A Duke victory could transform a continuing embarrassment into a crisis for the GOP. For all the pain Duke has caused the party-winning a legislative seat in 1988 and running a strong second in a U.S. Senate race last year–GOP strategists insist that he’s not the Republican reincarnation of George Wallace, the fiery voice for white racism in four presidential campaigns. Duke’s KKK credentials, old news in Louisiana, could still be a fresh enough revelation to sink him in primary campaigns elsewhere. But others fear that just as Huey Long pushed Franklin Roosevelt’s New Deal leftward in the 1930s, Duke could tug the GOP farther to the right. “The racialist right has found a beachhead here,” says Tulane University historian Lawrence Powell.
Democrats argue that Duke is the inevitable product of Willie Hortonism–the GOP’s strategic exploitation of white racial fears, exemplified by George Bush’s 1988 presidential campaign. The White House and senior Republicans routinely disavow Duke–Bush said last week that he “could not possibly support” him–and had hoped that Roemer could head him off. A reformer who defeated the scandal-pocked Edwards in 1987, Roemer defected to the GOP earlier this year at the urging of national party leaders. But his aloof style, combined with local resentment of White House meddling, scuttled his chances. For now, the administration has retreated to a hands-off strategy.
Duke faces a tough but winnable race. With blacks making up 27 percent of the statewide vote, he will have to capture two of every three white ballots. Much will depend on who captures Roemer’s white-professional vote. If Edwards can’t convince Roemer supporters that he’ll continue their man’s cleanup of state government, Duke will benefit. Black turnout is the other key. Edwards, who already draws heavy urban and black support, will need a flood of black “stop Duke” sentiment. It wasn’t there in the primary.
While Duke has clearly energized a significant anti-black constituency, it’s a mistake to write off all his supporters as racists. A moribund economy and anti-incumbent anger have strengthened his hand, causing increasing numbers of Louisianans to discount his radical roots and focus on his no-tax, less-government message. “Sure, there are some [racists]. But most of them are middle- and upper-middle-class people who are just angry at a system where nothing works,” says state Rep.

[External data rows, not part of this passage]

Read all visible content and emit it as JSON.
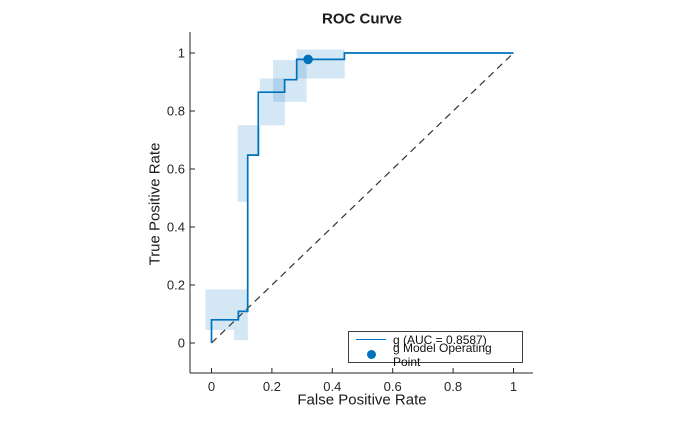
{
  "figure": {
    "title": "ROC Curve",
    "x_label": "False Positive Rate",
    "y_label": "True Positive Rate"
  },
  "legend": {
    "entries": [
      {
        "icon": "line-sample",
        "label": "g (AUC = 0.8587)"
      },
      {
        "icon": "marker-sample",
        "label": "g Model Operating Point"
      }
    ]
  },
  "colors": {
    "curve": "#0072BD",
    "marker": "#0072BD",
    "band": "rgba(0,114,189,0.17)",
    "reference": "#333333",
    "axis": "#262626",
    "text": "#262626",
    "legend_border": "#3f3f3f",
    "background": "#ffffff"
  },
  "chart_data": {
    "type": "line",
    "title": "ROC Curve",
    "xlabel": "False Positive Rate",
    "ylabel": "True Positive Rate",
    "xlim": [
      -0.071,
      1.065
    ],
    "ylim": [
      -0.103,
      1.072
    ],
    "grid": false,
    "legend_position": "southeast",
    "x_ticks": [
      0,
      0.2,
      0.4,
      0.6,
      0.8,
      1
    ],
    "y_ticks": [
      0,
      0.2,
      0.4,
      0.6,
      0.8,
      1
    ],
    "x_tick_labels": [
      "0",
      "0.2",
      "0.4",
      "0.6",
      "0.8",
      "1"
    ],
    "y_tick_labels": [
      "0",
      "0.2",
      "0.4",
      "0.6",
      "0.8",
      "1"
    ],
    "series": [
      {
        "name": "g (AUC = 0.8587)",
        "auc": 0.8587,
        "style": "step",
        "points": [
          [
            0,
            0
          ],
          [
            0,
            0.08
          ],
          [
            0.089,
            0.08
          ],
          [
            0.089,
            0.109
          ],
          [
            0.12,
            0.109
          ],
          [
            0.12,
            0.648
          ],
          [
            0.155,
            0.648
          ],
          [
            0.155,
            0.865
          ],
          [
            0.242,
            0.865
          ],
          [
            0.242,
            0.908
          ],
          [
            0.282,
            0.908
          ],
          [
            0.282,
            0.978
          ],
          [
            0.44,
            0.978
          ],
          [
            0.44,
            1
          ],
          [
            1,
            1
          ]
        ]
      }
    ],
    "confidence_band_blocks": [
      [
        -0.02,
        0.045,
        0.075,
        0.185
      ],
      [
        0.075,
        0.01,
        0.12,
        0.185
      ],
      [
        0.087,
        0.487,
        0.122,
        0.751
      ],
      [
        0.122,
        0.648,
        0.161,
        0.751
      ],
      [
        0.16,
        0.751,
        0.243,
        0.912
      ],
      [
        0.204,
        0.832,
        0.315,
        0.976
      ],
      [
        0.282,
        0.912,
        0.441,
        1.012
      ]
    ],
    "operating_point": {
      "x": 0.32,
      "y": 0.978,
      "label": "g Model Operating Point"
    },
    "reference_line": {
      "from": [
        0,
        0
      ],
      "to": [
        1,
        1
      ],
      "style": "dashed"
    }
  }
}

Quentin Dastugue, a Roemer supporter. “They see a redistribution of wealth, not from the rich to the poor but from the working class to the poor.”
Though Duke has tried to broaden his appeal, race is a key feature of his rhetoric. He says that while he supported Clarence Thomas’s nomination, he doesn’t approve of him having a white wife. “I’m not at ease with that. I have to be honest about it,” he told NEWSWEEK. Despite his blow-dried veneer, Duke can still fall back on crude racial imagery. Last week he complained that the Democrats were using free fried chicken to register young black voters.
Edwards doesn’t provide much of an alternative. His previous three terms were marked by more than a half dozen grand-jury investigations, two corruption trials (no convictions) and periodic Las Vegas gambling sprees. Even by the baroque standards of Louisiana politics, voters face a dismal option. “It’s a choice between the dark and the night,” says Dastugue. But a choice nevertheless. Powell and others believe Louisianans will reassess their flirtation with Duke’s brand of hate. The question now, with less than three weeks left, is whether that assessment will be too little, too late.